9. The advent of more powerful bulldozers, crawler tractors, geared haulage trucks and petrol chainsaws dramatically changed logging practices.
10. Diesel and roads were rapidly replacing steam and rails.
11. The newly built and expanded departmental road and track network made it feasible for trucks to haul logs directly from the forest to town-based sawmills within a few hours.
12. Research into kiln drying and steam reconditioning of eucalypt timber had been pioneered by the Forests Commission at its Newport seasoning works since 1911. This work together with the CSIRO bore fruit and by 1931 it was estimated that 80% of flooring laid down in Melbourne was kiln-dried mountain ash milled from the State's forests. Some of the finished timber from Newport was shipped to London to feature in Australia's High Commission building.
13. Victorian eucalypts then became highly prized for joinery and furniture and the timber industry began investing in new value-adding equipment.
14. Australian Paper Manufactures (APM) began taking pulpwood at Maryvale to make heavy-duty Kraft paper from October 1939.
15. In January 1950, a new royalty equation system was introduced that took account of the distance that logs were hauled from the forest to the sawmill, the quality and size of the logs together with the distance to central markets in Melbourne. It was intended to be simple and equitable and reduce wastage.

Undoubtedly, the main social and economic beneficiaries of Galbraith’s’ Grand Design were small rural settlements like Heyfield, Mansfield, Myrtleford, Bruthen, Orbost, Cann River, Colac, Alexandra and Swifts Creek which grew into thriving communities based upon the timber industry.

These became flourishing “Timber Towns” with jobs, decent housing, schools, shops, sporting clubs, public transport and health care. A more secure and safer place for families than the previous itinerant sawmills set deep in the bush which was characteristic of the earlier period.

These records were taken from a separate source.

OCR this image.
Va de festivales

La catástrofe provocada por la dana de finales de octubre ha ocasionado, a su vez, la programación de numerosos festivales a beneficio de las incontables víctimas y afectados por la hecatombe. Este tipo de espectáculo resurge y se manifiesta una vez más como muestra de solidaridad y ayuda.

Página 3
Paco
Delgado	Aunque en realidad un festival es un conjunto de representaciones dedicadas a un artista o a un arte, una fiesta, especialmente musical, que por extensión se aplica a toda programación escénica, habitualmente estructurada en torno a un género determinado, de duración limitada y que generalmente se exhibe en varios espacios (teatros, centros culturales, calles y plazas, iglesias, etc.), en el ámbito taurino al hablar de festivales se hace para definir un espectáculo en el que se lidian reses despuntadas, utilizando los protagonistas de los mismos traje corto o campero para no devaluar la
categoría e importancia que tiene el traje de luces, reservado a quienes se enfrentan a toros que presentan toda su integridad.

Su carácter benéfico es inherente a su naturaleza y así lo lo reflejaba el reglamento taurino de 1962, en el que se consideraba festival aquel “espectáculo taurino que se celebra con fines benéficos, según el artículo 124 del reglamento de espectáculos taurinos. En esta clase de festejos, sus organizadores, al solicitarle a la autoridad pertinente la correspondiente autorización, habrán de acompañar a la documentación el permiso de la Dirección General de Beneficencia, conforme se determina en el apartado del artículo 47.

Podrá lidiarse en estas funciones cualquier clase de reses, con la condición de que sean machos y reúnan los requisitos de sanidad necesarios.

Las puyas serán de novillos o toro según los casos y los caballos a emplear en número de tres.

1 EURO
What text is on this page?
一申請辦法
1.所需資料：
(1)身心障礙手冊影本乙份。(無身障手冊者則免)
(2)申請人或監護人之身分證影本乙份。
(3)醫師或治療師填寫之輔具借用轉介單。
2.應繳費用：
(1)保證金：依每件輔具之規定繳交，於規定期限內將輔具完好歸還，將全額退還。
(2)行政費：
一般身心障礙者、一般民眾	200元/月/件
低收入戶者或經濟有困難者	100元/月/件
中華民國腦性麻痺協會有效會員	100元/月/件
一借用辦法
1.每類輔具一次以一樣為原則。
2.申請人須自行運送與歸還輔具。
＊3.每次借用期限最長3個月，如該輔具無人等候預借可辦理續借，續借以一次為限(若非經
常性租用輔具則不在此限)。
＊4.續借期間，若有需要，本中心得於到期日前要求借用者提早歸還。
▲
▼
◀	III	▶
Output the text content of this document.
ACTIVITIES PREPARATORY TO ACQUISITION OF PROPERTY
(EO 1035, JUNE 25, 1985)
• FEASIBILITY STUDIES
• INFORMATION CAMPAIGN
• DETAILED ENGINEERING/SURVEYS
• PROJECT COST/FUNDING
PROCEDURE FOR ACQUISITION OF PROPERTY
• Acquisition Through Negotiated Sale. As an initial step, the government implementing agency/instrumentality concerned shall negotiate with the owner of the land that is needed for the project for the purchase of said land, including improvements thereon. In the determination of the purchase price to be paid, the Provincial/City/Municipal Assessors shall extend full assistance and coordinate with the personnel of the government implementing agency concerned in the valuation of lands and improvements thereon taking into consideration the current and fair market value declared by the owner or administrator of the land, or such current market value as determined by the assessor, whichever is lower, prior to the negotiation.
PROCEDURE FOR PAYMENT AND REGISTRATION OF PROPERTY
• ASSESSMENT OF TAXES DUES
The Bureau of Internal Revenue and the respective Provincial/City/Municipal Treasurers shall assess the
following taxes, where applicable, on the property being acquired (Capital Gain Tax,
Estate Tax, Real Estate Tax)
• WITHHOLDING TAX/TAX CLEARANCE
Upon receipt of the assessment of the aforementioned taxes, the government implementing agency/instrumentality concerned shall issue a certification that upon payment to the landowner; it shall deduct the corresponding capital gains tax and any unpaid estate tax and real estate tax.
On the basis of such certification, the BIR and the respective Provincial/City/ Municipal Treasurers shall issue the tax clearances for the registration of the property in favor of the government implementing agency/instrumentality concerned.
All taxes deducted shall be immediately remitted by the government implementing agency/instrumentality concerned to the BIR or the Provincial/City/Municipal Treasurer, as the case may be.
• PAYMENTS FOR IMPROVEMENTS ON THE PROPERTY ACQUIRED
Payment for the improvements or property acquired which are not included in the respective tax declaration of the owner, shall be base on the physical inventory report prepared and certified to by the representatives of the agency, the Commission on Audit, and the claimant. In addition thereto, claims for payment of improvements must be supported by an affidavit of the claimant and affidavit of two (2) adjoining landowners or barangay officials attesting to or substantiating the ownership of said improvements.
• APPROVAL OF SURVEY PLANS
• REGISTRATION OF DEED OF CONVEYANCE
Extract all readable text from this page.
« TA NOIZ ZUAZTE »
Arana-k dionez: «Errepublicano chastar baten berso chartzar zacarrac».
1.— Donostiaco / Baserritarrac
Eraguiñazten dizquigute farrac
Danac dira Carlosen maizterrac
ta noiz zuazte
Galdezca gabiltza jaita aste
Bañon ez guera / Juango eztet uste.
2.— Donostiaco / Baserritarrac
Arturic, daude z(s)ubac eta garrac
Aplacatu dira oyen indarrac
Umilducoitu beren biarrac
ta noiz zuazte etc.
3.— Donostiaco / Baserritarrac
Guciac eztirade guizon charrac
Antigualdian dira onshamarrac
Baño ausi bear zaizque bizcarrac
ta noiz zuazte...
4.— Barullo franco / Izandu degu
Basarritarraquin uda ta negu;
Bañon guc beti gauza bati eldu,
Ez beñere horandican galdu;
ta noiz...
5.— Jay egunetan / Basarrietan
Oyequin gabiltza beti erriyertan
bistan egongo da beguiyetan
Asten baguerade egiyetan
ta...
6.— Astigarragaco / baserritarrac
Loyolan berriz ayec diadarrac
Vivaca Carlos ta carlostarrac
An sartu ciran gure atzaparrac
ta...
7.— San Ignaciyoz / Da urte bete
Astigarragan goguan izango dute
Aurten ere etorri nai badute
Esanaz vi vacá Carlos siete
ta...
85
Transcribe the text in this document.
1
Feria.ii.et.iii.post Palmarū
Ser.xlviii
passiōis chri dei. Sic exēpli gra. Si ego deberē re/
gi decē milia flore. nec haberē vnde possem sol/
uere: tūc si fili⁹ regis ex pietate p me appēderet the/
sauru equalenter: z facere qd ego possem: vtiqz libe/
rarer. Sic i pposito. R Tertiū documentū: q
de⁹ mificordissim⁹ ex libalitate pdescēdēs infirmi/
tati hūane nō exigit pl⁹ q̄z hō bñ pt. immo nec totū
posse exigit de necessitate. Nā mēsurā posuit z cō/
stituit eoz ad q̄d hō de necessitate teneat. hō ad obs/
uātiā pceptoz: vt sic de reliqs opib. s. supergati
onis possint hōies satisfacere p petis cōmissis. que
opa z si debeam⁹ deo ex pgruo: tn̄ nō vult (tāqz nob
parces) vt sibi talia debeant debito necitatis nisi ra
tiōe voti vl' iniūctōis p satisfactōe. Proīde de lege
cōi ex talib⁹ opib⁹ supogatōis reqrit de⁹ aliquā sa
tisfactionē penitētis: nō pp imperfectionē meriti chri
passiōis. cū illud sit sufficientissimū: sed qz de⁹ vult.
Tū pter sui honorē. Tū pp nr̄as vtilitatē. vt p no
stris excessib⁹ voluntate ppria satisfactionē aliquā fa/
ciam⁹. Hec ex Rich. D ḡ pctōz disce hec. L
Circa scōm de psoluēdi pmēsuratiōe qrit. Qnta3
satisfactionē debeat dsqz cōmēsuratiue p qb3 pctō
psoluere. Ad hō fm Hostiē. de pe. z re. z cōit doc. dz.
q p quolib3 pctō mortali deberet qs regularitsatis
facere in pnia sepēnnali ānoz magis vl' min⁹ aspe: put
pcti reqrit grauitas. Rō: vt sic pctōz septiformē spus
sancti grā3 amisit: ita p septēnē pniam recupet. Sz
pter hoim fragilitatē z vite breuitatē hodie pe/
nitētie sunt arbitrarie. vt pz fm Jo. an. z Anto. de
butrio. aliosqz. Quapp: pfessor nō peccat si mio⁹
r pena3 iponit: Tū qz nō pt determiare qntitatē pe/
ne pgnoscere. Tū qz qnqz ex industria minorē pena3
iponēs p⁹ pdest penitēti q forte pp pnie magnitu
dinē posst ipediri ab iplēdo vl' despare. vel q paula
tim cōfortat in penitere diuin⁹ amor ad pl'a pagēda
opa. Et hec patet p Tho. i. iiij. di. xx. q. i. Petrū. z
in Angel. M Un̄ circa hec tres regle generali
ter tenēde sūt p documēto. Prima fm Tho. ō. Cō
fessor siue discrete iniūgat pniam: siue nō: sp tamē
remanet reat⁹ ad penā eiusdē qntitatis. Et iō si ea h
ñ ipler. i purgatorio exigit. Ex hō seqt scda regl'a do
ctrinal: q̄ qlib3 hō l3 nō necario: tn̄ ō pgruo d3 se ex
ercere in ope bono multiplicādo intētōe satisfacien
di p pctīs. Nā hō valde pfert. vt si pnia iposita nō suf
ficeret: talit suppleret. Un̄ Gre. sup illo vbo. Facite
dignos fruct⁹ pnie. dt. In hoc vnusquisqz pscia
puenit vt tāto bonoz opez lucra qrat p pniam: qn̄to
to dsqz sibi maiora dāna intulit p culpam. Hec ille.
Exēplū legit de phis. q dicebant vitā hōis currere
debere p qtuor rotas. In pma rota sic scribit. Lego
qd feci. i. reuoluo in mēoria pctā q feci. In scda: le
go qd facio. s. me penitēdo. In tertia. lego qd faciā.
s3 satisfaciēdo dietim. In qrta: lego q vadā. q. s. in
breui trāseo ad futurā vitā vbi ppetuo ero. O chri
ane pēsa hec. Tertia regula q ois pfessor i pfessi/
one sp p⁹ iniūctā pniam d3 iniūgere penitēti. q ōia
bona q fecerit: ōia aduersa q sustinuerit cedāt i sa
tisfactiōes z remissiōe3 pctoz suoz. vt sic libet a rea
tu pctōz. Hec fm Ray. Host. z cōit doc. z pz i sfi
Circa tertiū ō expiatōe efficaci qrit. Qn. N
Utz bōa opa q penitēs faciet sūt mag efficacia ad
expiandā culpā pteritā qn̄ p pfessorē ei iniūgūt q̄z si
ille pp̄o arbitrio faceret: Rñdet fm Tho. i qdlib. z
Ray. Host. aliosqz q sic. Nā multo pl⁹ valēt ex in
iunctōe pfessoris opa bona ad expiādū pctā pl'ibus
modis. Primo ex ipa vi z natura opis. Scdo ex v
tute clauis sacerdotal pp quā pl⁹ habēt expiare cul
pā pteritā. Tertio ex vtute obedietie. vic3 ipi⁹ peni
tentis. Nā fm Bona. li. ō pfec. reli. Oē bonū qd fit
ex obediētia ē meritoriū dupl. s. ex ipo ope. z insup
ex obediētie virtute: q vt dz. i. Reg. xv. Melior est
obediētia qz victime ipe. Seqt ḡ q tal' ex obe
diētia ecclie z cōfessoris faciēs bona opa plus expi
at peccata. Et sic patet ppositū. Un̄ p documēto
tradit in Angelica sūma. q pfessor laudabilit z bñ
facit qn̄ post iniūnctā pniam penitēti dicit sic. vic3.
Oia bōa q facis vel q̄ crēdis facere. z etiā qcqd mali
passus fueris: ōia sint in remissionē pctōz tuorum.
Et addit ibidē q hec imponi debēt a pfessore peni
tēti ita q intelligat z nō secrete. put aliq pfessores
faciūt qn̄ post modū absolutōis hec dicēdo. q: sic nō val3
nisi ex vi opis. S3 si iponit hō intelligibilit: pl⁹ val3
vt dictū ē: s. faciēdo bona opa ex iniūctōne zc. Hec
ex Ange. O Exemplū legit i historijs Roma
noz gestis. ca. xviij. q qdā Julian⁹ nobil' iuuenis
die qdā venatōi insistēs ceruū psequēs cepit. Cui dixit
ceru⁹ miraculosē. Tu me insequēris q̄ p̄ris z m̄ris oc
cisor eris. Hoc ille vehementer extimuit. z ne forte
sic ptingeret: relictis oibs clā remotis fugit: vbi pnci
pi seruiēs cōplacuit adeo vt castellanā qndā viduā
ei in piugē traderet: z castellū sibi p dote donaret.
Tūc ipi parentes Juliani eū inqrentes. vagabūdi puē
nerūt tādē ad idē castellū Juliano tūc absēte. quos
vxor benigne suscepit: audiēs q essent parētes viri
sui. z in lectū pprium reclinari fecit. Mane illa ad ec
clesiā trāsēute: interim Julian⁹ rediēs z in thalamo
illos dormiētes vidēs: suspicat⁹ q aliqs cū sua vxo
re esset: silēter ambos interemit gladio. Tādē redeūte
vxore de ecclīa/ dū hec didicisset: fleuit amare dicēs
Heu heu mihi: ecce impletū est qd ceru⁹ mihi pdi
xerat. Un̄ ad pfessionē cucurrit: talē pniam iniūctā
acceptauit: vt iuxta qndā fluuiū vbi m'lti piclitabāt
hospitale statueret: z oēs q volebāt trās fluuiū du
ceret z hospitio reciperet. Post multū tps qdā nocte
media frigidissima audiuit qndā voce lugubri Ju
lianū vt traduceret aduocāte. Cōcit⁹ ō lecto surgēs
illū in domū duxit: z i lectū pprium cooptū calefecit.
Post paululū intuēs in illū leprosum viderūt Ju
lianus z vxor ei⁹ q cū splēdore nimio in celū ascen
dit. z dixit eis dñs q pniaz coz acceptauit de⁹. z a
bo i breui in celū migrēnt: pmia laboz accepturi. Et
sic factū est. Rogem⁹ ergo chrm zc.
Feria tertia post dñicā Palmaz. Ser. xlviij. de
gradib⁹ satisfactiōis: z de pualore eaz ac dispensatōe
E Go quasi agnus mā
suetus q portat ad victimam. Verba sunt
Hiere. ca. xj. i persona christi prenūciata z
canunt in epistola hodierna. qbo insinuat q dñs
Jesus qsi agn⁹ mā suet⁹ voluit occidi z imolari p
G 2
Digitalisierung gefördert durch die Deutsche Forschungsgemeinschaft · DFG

Galbraith was also widely known throughout Australia and overseas. He took a leading role in organising the 1928 British Empire Forestry Conference in Australia and represented Victoria at a similar conference in 1935. He planned to attend the 1947 conference in England but was forced to withdraw due to failing health.

Alfred Vernon Galbraith died 29 March 1949, while still Chairman of the Forests Commission, aged 58. Later in April 1949, Finton George Gerraty who began his forestry career at Creswick in 1915 was appointed as the new Chairman and had the job to implement Galbraith's grand vision.

Among his many legacies, the new student accommodation block, AVG House, at the Victorian School of Forestry was named in his honour in 1961.